Troy's "response" instead is to deny yet another fact. He is claiming once again that West Texas is not a desert. That seems to be something that the animals and plants living in West Texas are unaware of. The plants and animals living there are characteristic of desert environments, and this very simple fact has enabled biologists to call West Texas part of the Chihuahuan Desert. There is even a Chihuahuan Desert Research Institute in West Texas studying the desert biota that exist there. Perhaps Troy should take the people who run this institute to court and make them change the name of this institute to the Chihuahuan Woodland Research Institute, because according to Troy, the Chihuahuan Desert does not exist in Texas.

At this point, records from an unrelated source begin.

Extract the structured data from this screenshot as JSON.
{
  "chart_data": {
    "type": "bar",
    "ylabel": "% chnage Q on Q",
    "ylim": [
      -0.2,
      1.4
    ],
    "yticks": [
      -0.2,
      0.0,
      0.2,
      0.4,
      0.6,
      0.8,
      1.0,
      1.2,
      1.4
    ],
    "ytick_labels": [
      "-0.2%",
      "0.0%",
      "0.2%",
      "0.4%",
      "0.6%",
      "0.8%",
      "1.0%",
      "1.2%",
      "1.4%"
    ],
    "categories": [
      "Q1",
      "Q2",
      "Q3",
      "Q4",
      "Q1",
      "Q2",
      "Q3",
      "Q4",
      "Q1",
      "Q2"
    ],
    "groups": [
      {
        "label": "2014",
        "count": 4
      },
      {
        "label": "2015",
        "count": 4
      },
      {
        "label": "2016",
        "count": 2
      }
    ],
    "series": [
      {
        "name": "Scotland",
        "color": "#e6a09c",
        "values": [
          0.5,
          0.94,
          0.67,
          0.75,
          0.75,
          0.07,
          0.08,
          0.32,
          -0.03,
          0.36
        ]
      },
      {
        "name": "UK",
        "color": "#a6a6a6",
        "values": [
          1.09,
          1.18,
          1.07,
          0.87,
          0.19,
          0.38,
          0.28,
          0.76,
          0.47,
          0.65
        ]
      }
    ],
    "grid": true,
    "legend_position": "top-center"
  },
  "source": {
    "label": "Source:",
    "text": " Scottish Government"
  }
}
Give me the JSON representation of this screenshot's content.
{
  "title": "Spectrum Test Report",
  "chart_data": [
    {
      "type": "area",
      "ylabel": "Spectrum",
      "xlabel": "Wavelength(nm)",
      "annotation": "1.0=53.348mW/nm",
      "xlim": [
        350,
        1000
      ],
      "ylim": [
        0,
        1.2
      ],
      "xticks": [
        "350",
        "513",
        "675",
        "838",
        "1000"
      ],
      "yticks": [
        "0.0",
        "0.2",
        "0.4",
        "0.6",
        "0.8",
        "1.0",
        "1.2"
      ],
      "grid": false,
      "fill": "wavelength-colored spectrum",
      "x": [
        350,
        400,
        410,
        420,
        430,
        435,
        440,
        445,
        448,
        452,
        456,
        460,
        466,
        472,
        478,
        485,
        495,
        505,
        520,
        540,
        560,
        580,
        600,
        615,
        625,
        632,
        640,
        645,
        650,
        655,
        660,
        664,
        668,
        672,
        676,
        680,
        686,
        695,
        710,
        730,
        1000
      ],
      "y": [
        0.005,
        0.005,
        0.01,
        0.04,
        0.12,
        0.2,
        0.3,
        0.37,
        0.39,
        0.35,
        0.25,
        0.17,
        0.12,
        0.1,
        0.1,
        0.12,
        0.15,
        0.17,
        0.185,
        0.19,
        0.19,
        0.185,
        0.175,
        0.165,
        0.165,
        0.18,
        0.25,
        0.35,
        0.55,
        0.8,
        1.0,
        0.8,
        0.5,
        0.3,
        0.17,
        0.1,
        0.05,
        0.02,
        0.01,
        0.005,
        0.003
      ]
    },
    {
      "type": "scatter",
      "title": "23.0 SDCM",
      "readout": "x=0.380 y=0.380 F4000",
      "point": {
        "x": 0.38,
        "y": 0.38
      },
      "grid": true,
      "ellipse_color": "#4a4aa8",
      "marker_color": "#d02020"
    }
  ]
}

It is obvious that Troy cannot explain how the silvery gray iris originated in L. alterna, and it is obvious that he cannot explain why L. mexicana no longer lives in Texas or why L. mexicana fails to intergrade with L. alterna. It is obvious that he refuses to accept my theory, which does provide plausible explanations for each of these facts. Therefore Troy has resorted to dismissing the facts that he cannot explain.
The fact that there is no published report of L. alterna without a silvery gray iris calls into question the authenticity of Troy's photograph. If he is willing to back up his claim, he should publish his finding in a scientific journal. I am sure that he will have no problem finding an editor willing to publish it, provided that it is factual piece of information.